A Justiça de Itu concedeu liminar suspendendo o processo de cassação do mandato do vereador Moacir Cova. A decisão foi proferida nesta quarta-feira (10) pelo juiz Fernando França Viana, da 3ª Vara Cível de Itu, no âmbito de um mandado de segurança impetrado pelo parlamentar.
Na ação, Moacir Cova questionou a legalidade da condução do processo instaurado pela Câmara Municipal de Itu, alegando que não teve acesso integral aos autos e que houve violação aos princípios do contraditório e da ampla defesa. Segundo o documento, o vereador também apontou a inclusão de novos fatos na denúncia sem que lhe fosse dada a oportunidade de manifestação prévia.
Ao analisar o pedido, o magistrado entendeu, em caráter preliminar, que há indícios de cerceamento do direito de defesa. Na decisão, o juiz destaca que o parlamentar não teve acesso à integralidade dos documentos que fundamentam a acusação, situação que comprometeria a possibilidade de exercer plenamente sua defesa.
O magistrado também apontou indícios de irregularidades na tramitação do processo, como a ausência de autuação formal, dificuldades para protocolo de manifestações e a imposição de sigilo administrativo sem fundamentação legal específica.
Com a decisão, a Justiça determinou o levantamento imediato do sigilo administrativo e a suspensão de todos os atos do processo de cassação até que a Câmara disponibilize aos advogados do vereador a íntegra dos autos e dos documentos que instruíram a denúncia. O prazo para apresentação da defesa prévia também foi suspenso e somente voltará a correr após a disponibilização integral do processo.

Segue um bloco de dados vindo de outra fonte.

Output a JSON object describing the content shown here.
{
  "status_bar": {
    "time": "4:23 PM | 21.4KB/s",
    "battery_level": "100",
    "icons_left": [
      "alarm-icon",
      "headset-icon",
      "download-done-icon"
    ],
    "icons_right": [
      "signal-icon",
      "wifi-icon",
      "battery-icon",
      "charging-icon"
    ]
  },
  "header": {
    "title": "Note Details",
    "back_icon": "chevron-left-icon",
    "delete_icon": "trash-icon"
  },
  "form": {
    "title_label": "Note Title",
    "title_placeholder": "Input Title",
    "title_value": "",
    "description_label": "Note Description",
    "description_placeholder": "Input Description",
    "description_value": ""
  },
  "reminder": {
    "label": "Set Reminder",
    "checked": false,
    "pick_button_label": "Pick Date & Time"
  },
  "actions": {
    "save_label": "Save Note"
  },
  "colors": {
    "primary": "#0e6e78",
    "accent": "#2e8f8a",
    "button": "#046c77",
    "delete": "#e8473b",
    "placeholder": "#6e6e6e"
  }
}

Em entrevista ao portal Itu, Moacir Cova afirmou que a decisão reforça os apontamentos feitos por sua defesa desde o início da tramitação do processo.

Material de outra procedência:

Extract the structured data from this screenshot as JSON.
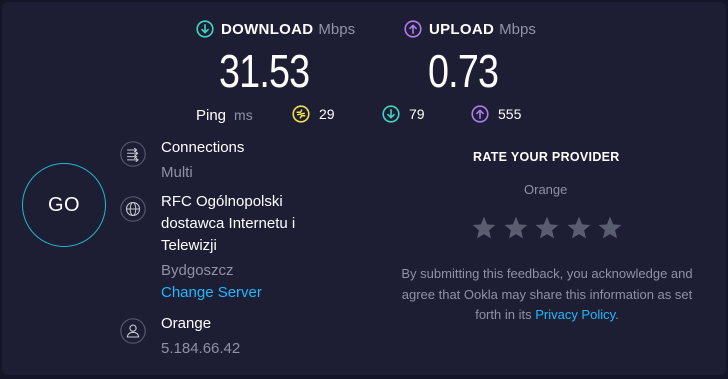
{
  "download": {
    "title": "DOWNLOAD",
    "unit": "Mbps",
    "value": "31.53"
  },
  "upload": {
    "title": "UPLOAD",
    "unit": "Mbps",
    "value": "0.73"
  },
  "ping": {
    "label": "Ping",
    "unit": "ms",
    "idle": "29",
    "download": "79",
    "upload": "555"
  },
  "go_label": "GO",
  "connections": {
    "title": "Connections",
    "value": "Multi"
  },
  "server": {
    "name_line1": "RFC Ogólnopolski",
    "name_line2": "dostawca Internetu i",
    "name_line3": "Telewizji",
    "city": "Bydgoszcz",
    "change_label": "Change Server"
  },
  "isp": {
    "name": "Orange",
    "ip": "5.184.66.42"
  },
  "rating": {
    "title": "RATE YOUR PROVIDER",
    "provider": "Orange",
    "stars": 5,
    "rating_value": 0,
    "feedback_line1": "By submitting this feedback, you acknowledge and",
    "feedback_line2": "agree that Ookla may share this information as set",
    "feedback_line3_prefix": "forth in its",
    "privacy_label": "Privacy Policy",
    "feedback_suffix": "."
  },
  "colors": {
    "background": "#1d1e33",
    "download_accent": "#3fd6c6",
    "upload_accent": "#b07cf0",
    "idle_accent": "#f2e14c",
    "go_ring": "#1fb8cd",
    "link": "#1fb8ff",
    "star": "#5a5c70"
  },
  "icons": {
    "download": "arrow-down-circle-icon",
    "upload": "arrow-up-circle-icon",
    "idle": "lightning-circle-icon",
    "connections": "connections-arrows-icon",
    "server": "globe-icon",
    "isp": "user-icon",
    "star": "star-icon"
  }
}
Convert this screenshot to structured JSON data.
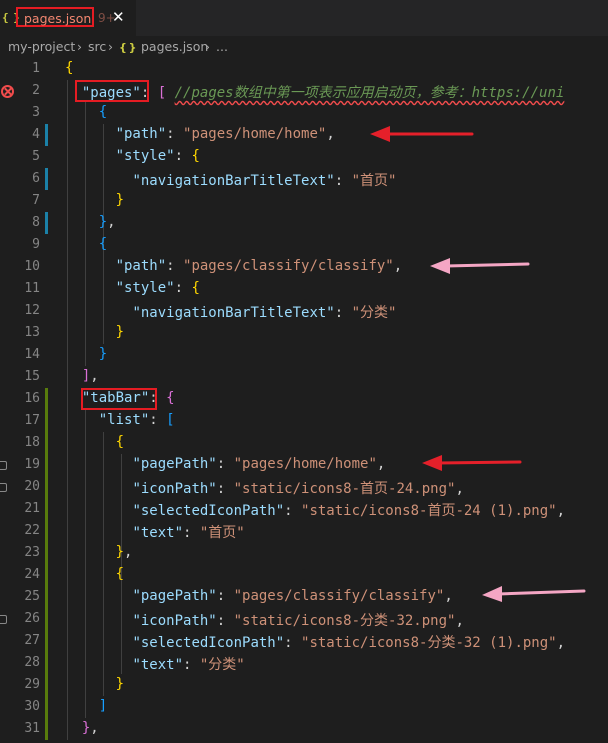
{
  "tab": {
    "icon": "{ }",
    "filename": "pages.json",
    "problem_count": "9+",
    "close": "✕"
  },
  "breadcrumb": {
    "project": "my-project",
    "sep": "›",
    "folder": "src",
    "file_icon": "{ }",
    "file": "pages.json",
    "ellipsis": "..."
  },
  "gutter": {
    "numbers": [
      "1",
      "2",
      "3",
      "4",
      "5",
      "6",
      "7",
      "8",
      "9",
      "10",
      "11",
      "12",
      "13",
      "14",
      "15",
      "16",
      "17",
      "18",
      "19",
      "20",
      "21",
      "22",
      "23",
      "24",
      "25",
      "26",
      "27",
      "28",
      "29",
      "30",
      "31"
    ]
  },
  "code": {
    "pages_key": "\"pages\"",
    "comment": "//pages数组中第一项表示应用启动页，参考：https://uni",
    "path_key": "\"path\"",
    "style_key": "\"style\"",
    "nav_key": "\"navigationBarTitleText\"",
    "home_path": "\"pages/home/home\"",
    "home_title": "\"首页\"",
    "classify_path": "\"pages/classify/classify\"",
    "classify_title": "\"分类\"",
    "tabbar_key": "\"tabBar\"",
    "list_key": "\"list\"",
    "pagepath_key": "\"pagePath\"",
    "iconpath_key": "\"iconPath\"",
    "selected_key": "\"selectedIconPath\"",
    "text_key": "\"text\"",
    "home_icon": "\"static/icons8-首页-24.png\"",
    "home_selected": "\"static/icons8-首页-24 (1).png\"",
    "home_text": "\"首页\"",
    "classify_icon": "\"static/icons8-分类-32.png\"",
    "classify_selected": "\"static/icons8-分类-32 (1).png\"",
    "classify_text": "\"分类\""
  },
  "colors": {
    "annotation_red": "#e51c23",
    "arrow_red": "#e5202a",
    "arrow_pink": "#f4a6c4",
    "modified_blue": "#1b81a8",
    "added_green": "#587c0c"
  }
}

“Primeiramente é preciso enfatizar, como já venho falando, esse processo que se instaurou para caçar o meu mandato está repleto de vícios formais, além dos vícios materiais. Não existe ali nada que fundamente qualquer motivação para a quebra de decoro parlamentar. Pelo contrário, o que existe é a parcialidade e o total interesse, principalmente do Poder Executivo, em querer tirar-me de uma disputa eleitoral que vem aí”, declarou.
O vereador afirmou ainda que a defesa identificou diversas irregularidades formais e que o mandado de segurança foi a medida adotada para questionar a condução do procedimento.
“Foram levantadas diversas nulidades formais e o remédio para o momento que a nossa defesa encontrou foi ingressar com o mandado de segurança para suspender, barrar o processo até que todas essas nulidades, esses vícios sejam sanados. Eu acredito que o Legislativo queria muita pressa para encerrar o processo, mas se esqueceu que para se processar alguém é preciso que se respeite o processo, o rito, que se respeite o rito dentro da legalidade, o que não aconteceu, por isso houve a expedição da liminar”, afirmou.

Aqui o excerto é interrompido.